# How do you formulate the linear least-squares method for radiometric calibration?

In Debevec and Malik (mentioned similarly in Forsyth and Ponce's Computer Vision: A Modern Approach) they highlight a method of solving the camera response function using linear least-squares.
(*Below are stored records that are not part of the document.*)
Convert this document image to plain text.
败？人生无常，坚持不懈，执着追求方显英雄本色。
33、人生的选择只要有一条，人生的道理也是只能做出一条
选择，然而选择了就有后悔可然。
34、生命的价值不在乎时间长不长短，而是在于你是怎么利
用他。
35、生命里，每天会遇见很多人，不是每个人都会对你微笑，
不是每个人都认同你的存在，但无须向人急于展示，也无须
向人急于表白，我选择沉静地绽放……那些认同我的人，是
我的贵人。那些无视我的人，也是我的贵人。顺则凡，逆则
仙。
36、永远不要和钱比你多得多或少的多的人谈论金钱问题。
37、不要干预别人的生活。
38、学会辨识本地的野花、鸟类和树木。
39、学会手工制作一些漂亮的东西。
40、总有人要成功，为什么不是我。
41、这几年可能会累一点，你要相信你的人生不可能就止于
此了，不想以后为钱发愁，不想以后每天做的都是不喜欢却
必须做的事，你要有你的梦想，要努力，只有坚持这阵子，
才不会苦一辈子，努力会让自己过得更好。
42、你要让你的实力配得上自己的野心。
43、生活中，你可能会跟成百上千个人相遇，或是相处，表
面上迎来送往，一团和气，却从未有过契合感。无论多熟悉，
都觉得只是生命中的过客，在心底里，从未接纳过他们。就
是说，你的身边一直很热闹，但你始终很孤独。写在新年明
We collect image intensity data for a number of points with

$$I_{pk} = f(E_{p}\Delta t_{k})$$

Where $I_{pk}$ is the image intensity for pixel $p$ for the $k$-th exposure time
$t_{k}$ is the $k$-th exposure time
$E_{p}$ is the intensity of the surface projected onto the image pixel
$f$ is the camera response function

$I_{pk}$ and $t_{k}$s are known and we are using least-squares to solve for the unknown $E_{p}$'s and $f$. This problem is turned linear by taking $g = \ln f^{-1}$ and taking the logs we can formulate the above as:

$$g(I_{pk}) = \ln(E_{p}) + ln(\Delta t_{k})$$

Then minimizing this as the following objective function by choice of $g$:

$$\sum(g(I_{pk}) - \ln(E_{p}) + ln(\Delta t_{k}))^2 + \sum_{z} g''(z)^2$$

Where $z$ is the discrete domain of all pixel intensities, and $g''(z) = g(z - 1) - 2g(z) +g(z + 1)$ creates a smoothness penalty on $g$.
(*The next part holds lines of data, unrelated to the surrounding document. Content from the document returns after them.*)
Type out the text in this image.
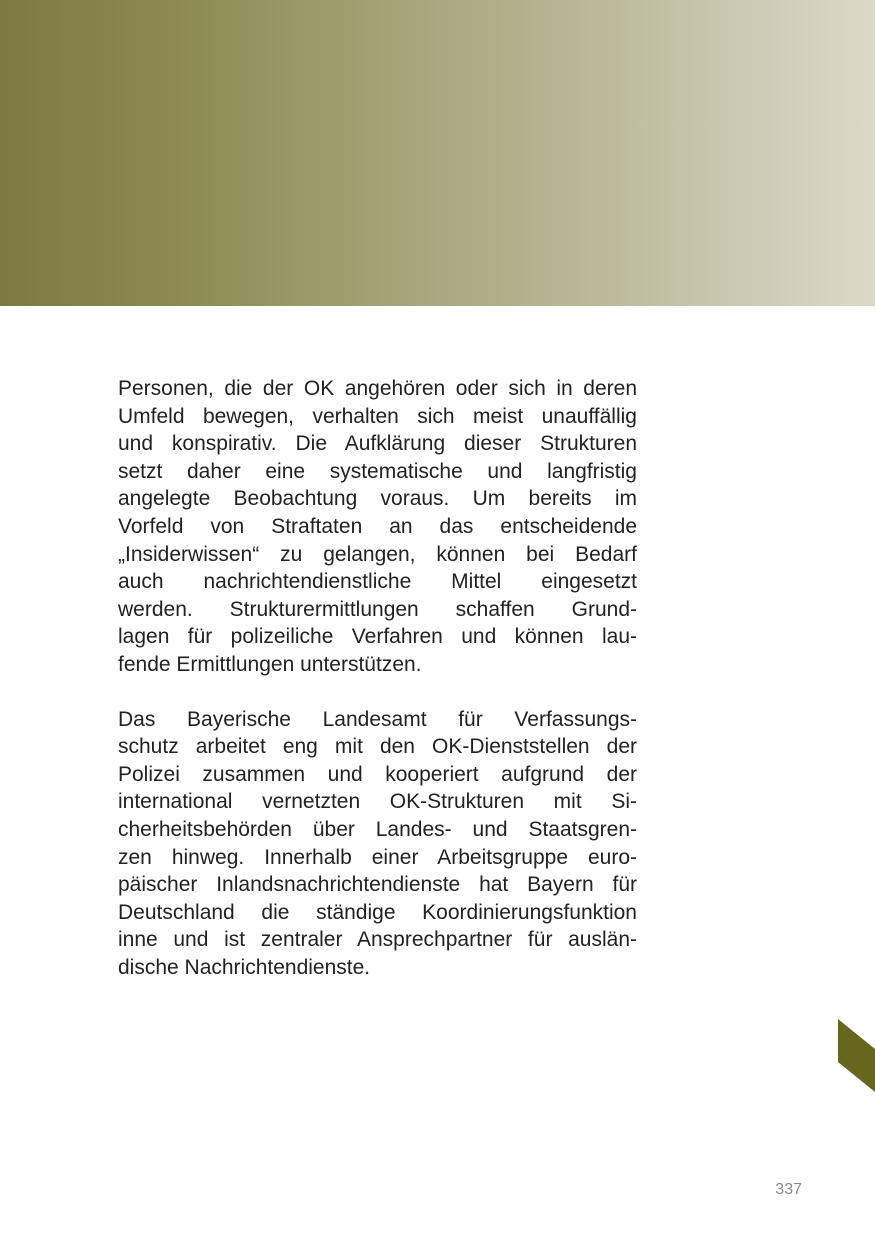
Personen, die der OK angehören oder sich in deren
Umfeld bewegen, verhalten sich meist unauffällig
und konspirativ. Die Aufklärung dieser Strukturen
setzt daher eine systematische und langfristig
angelegte Beobachtung voraus. Um bereits im
Vorfeld von Straftaten an das entscheidende
„Insiderwissen“ zu gelangen, können bei Bedarf
auch nachrichtendienstliche Mittel eingesetzt
werden. Strukturermittlungen schaffen Grund-
lagen für polizeiliche Verfahren und können lau-
fende Ermittlungen unterstützen.

Das Bayerische Landesamt für Verfassungs-
schutz arbeitet eng mit den OK-Dienststellen der
Polizei zusammen und kooperiert aufgrund der
international vernetzten OK-Strukturen mit Si-
cherheitsbehörden über Landes- und Staatsgren-
zen hinweg. Innerhalb einer Arbeitsgruppe euro-
päischer Inlandsnachrichtendienste hat Bayern für
Deutschland die ständige Koordinierungsfunktion
inne und ist zentraler Ansprechpartner für auslän-
dische Nachrichtendienste.

337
Because it is quadratic in the $E_{i}$’s and $g(I)$’s, minimizing [the above] is a straightforward linear least squares problem

I don't understand how we've reached the following conclusion. As mentioned by the paper, we should be able to solve the following by creating the correct matrix and performing singular-value decomposition. What is the construction of this matrix?

Are we saying that $g = \ln f^{-1}$ is a linear function?

This is a Penalized Least Squares problem, with penalty on the second derivative of $g()$ (so we are not saying that the function is linear). In practice you have one unknown parameter for each pixel intensity $I_{pk}$, that represents the value of the function at that point $g(I_{pk})$. You just have to express your penalty in a matrix form $g(I)^T M g(I)$, where $M$ is a tridiagonal matrix with -2s on the main diagonal, and 1s above and below the main diagonal (looks right, but not completely sure about it). Then either just give it to an optimizer to estimate the values $g(I)$ and $E$ at the same time or you estimate them one at the time. For example for fixed $E$, the closed form solution for $g(I)$ should be $\hat{g}(I)=(I^TI + M)^{-1}I^T(ln(\Delta t) -ln(E))$. Then for $E$ you can just use an optimizer (with fixed $\hat{g}(I)$) and alternate until convergence.